Safiya and Masoodi, both told reporters that they are planning to knock at the doors of the judiciary. Courts are usually not upholding the police stories in preventive detentions.

Post-August 5, estimates suggest that almost 300 of the many thousand persons stand arrested under PSA and most of them are being held outside the state. The Indian Express has recently done a quick study of 150 habeas corpus cases filed before the High Court between February 14 and until August 4.

“Of these, verdicts came in 39 cases — in almost 80 per cent, the court quashed the detention and ordered the release of the detainee. All these pleas involved those booked under the PSA,” the newspaper reported. “The detentions were quashed broadly on six grounds: violation of Constitutional rights; serious procedural lapses; no need of PSA when normal laws sufficient to take action; and the absence of fresh facts to justify detention.”

Masoodi, a former High Court judge also says the same thing. “The court always finds the grounds of detention in these sorts of arrests,” Masoodi said. “This is a detention without trial and charge.
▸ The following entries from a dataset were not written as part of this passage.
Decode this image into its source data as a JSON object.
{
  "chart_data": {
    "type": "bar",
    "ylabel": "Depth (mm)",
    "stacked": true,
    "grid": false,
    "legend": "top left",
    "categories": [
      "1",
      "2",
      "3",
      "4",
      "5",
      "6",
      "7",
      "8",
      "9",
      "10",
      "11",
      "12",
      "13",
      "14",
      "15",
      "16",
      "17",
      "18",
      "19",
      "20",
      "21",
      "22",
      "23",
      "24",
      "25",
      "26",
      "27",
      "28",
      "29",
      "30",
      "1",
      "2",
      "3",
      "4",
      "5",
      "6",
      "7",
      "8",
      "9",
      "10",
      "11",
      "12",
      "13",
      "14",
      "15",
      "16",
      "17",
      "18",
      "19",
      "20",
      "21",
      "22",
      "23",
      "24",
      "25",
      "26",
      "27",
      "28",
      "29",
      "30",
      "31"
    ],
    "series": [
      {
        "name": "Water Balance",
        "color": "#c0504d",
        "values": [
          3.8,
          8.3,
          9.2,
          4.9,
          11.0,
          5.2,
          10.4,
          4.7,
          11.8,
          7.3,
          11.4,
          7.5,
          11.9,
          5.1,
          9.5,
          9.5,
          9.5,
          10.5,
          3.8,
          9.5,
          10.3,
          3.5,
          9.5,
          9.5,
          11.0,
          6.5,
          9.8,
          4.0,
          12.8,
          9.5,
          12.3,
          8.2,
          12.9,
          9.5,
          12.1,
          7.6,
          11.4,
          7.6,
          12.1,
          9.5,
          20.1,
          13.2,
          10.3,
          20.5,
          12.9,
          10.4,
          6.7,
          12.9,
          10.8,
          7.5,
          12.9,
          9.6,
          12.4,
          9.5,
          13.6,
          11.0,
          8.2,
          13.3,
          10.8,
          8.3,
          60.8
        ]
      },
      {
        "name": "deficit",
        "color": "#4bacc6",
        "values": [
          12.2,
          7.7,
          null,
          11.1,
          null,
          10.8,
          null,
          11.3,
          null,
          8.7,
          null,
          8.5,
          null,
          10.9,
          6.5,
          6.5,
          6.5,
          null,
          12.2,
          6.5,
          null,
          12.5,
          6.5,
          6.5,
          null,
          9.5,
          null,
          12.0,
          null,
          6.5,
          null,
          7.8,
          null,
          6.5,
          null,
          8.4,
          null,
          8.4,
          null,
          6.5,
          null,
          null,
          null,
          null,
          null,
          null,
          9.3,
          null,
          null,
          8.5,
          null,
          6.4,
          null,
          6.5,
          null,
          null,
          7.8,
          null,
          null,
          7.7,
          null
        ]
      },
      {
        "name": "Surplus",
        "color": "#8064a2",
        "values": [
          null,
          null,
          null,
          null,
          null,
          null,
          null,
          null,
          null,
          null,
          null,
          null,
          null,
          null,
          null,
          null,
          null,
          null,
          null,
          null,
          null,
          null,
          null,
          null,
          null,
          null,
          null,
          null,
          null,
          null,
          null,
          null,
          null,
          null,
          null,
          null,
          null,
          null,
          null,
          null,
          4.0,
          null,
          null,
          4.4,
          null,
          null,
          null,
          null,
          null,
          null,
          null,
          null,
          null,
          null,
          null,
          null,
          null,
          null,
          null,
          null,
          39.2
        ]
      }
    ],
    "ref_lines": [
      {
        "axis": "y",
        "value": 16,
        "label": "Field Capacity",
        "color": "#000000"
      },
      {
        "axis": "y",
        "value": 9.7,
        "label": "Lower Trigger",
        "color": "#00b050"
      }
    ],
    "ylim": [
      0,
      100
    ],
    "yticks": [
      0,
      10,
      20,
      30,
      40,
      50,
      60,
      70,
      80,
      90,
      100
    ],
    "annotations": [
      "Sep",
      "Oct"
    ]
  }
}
The liberty of a person cannot be interfered just for no reason,” Earlier, the court granted Masoodi and Akbar Lone, both MPs, access to Farooq and Omar Abdullah, with a rider – they can meet but not divulge anything to media!

Seemingly, the government is expected to defend its decision. Dr Jitendra Singh has stated that the Kashmir politicians will be set free with “less than 18 months”. They may reconsider the case once they get free from New York. Till then, the government will facilitate access of family members, doctors or even psychiatrists, if the need arises, the political grapevine in the corridors of civil secretariat suggests.